A living trust can be very useful as an estate planning tool while still alive. It allows you to control how your assets are managed and distributed in the event you're incapacitated or disabled and are unable to express how you want your estate handled.
The main advantage of a living trust is that it avoids probate court, allowing your assets to be distributed per your wishes without any government involvement. That saves money, too. In many states, probate costs can amount to 5% or more of one's entire estate value.
Cost-wise, a living trust can be drawn up for as little as $1,000 for individuals and for as little as $1,200 for married couples.
A Durable Power of Attorney
This estate planning tool allows an individual to designate someone to act on his or her behalf when needed. A durable power of attorney can be triggered the minute the document is signed or can be delayed until it kicks in when the document owner is incapacitated or unable to make key financial decisions.
In that event, the durable power of attorney designates the person assigned the task in the agreement to take over any critical life and finance decisions.
For high net-worth Americans with plenty of assets, or who have been married before and suffered financially, a prenuptial agreement is a useful way to hold on to your assets so you have sole control over them in an estate plan.
A Health Care Proxy
This handy estate planning tool is similar to a durable power of attorney, but for medical issues.
A health care proxy designates a close relative or friend, or anyone you trust, to make critical decisions for you regarding any medical care you receive in the event you can't make those health care decisions on your own.
That's an insurance policy that your medical care directives are followed, even if it's not you calling the shots.
Key Questions to Ask Before You Decide on an Estate-Planning Professional
Chances are you'll need the services of a qualified estate planning professional. That could mean, for example, an estate-planning attorney, accountant or registered investment adviser.
Before you sign on the dotted line, ask these key questions first.
What Is Your Experience in the Estate Planning Market?

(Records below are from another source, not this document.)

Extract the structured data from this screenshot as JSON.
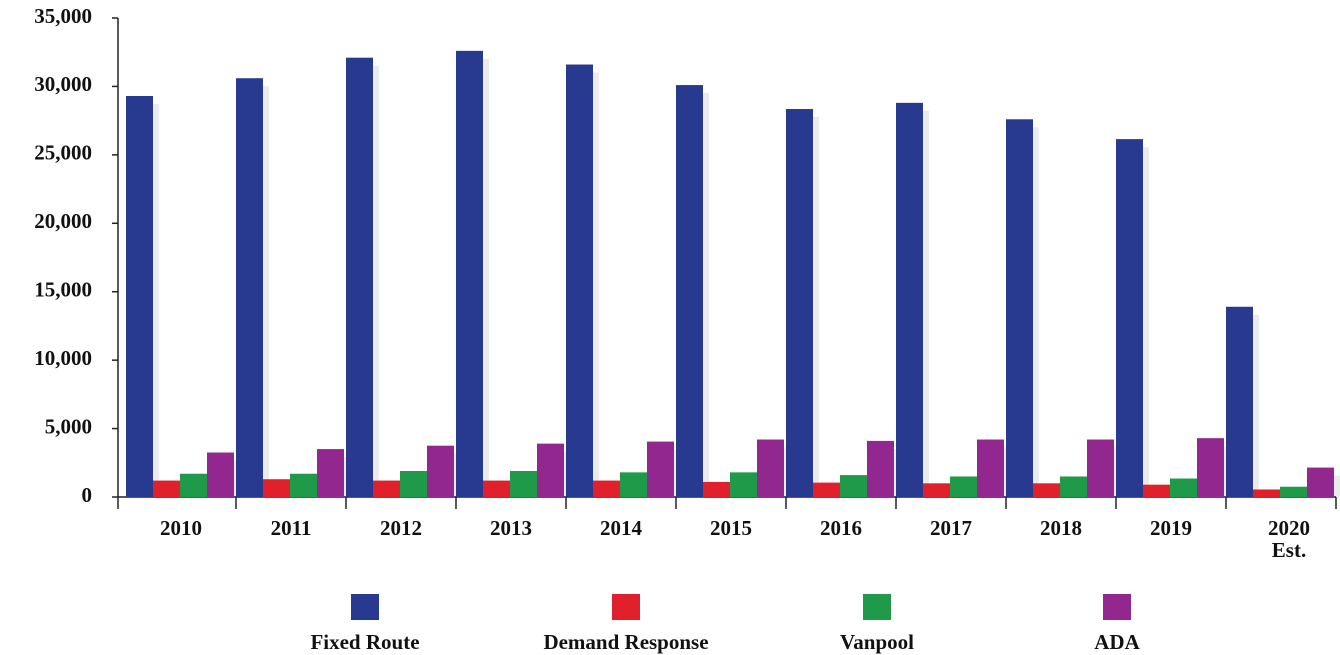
{
  "chart_data": {
    "type": "bar",
    "categories": [
      "2010",
      "2011",
      "2012",
      "2013",
      "2014",
      "2015",
      "2016",
      "2017",
      "2018",
      "2019",
      "2020 Est."
    ],
    "series": [
      {
        "name": "Fixed Route",
        "color": "#283a8f",
        "values": [
          29300,
          30600,
          32100,
          32600,
          31600,
          30100,
          28350,
          28800,
          27600,
          26150,
          13900
        ]
      },
      {
        "name": "Demand Response",
        "color": "#e0202a",
        "values": [
          1200,
          1300,
          1200,
          1200,
          1200,
          1100,
          1050,
          1000,
          1000,
          900,
          550
        ]
      },
      {
        "name": "Vanpool",
        "color": "#1e9a48",
        "values": [
          1700,
          1700,
          1900,
          1900,
          1800,
          1800,
          1600,
          1500,
          1500,
          1350,
          750
        ]
      },
      {
        "name": "ADA",
        "color": "#92278f",
        "values": [
          3250,
          3500,
          3750,
          3900,
          4050,
          4200,
          4100,
          4200,
          4200,
          4300,
          2150
        ]
      }
    ],
    "ylim": [
      0,
      35000
    ],
    "yticks": [
      0,
      {
        "value": 5000,
        "label": "5,000"
      },
      {
        "value": 10000,
        "label": "10,000"
      },
      {
        "value": 15000,
        "label": "15,000"
      },
      {
        "value": 20000,
        "label": "20,000"
      },
      {
        "value": 25000,
        "label": "25,000"
      },
      {
        "value": 30000,
        "label": "30,000"
      },
      {
        "value": 35000,
        "label": "35,000"
      }
    ],
    "legend": "bottom"
  }
}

No offense to younger financial and legal professionals, but ideally you want someone with 10 or more years of experience handling complex estate planning and estate trust issues.
An estate planning professional who fits that bill has likely seen it all and has learned from earlier estate planning mistakes. That is to your benefit.
Do You Specialize in Estate Planning or Is It Another Service You Offer?
This is especially helpful if you're looking to hire an estate planning attorney, who likely will help you with the bulk of your estate and trust needs.
The reason you ask this question is that you really want a financial professional who is an expert in the estate planning field. After all, you wouldn't want a bone specialist to operate on your eye or have a mortgage lender do your taxes.
The same goes for estate planning needs - only hire a specialist.
Do You Offer Referrals?
You'll want to hear from other clients when vetting your estate planning professional - they can offer (hopefully) an objective analysis of their experience with the estate planner, and how responsive, efficient and knowledgeable their estate planner was on their behalf.
(Both Yelp and Avvo offer nationwide reviews of estate planners - even ones near you.)
How Do You Price Your Estate Planning Services?
Obviously, the cost is an issue with any estate planning professional and you'll not only want to know how much you'll be charged, but you'll also want to know how you'll be charged.
That could mean a fixed rate, an hourly rate, or a discount if you refer other clients to the estate planner's practice. Don't sign off on an estate planning deal until you know what it will cost and what pricing model your planner uses.
How Long Will It Take to Get the Job Done?
Time is a commodity, too, and you'll need to know how long it will take for your estate planning specialist to set up and execute your estate plan.
There's likely no rush, but any foot-dragging on your plan is a red flag, so it helps to know upfront a reasonable time frame to deliver a good estate plan to you, and within budget.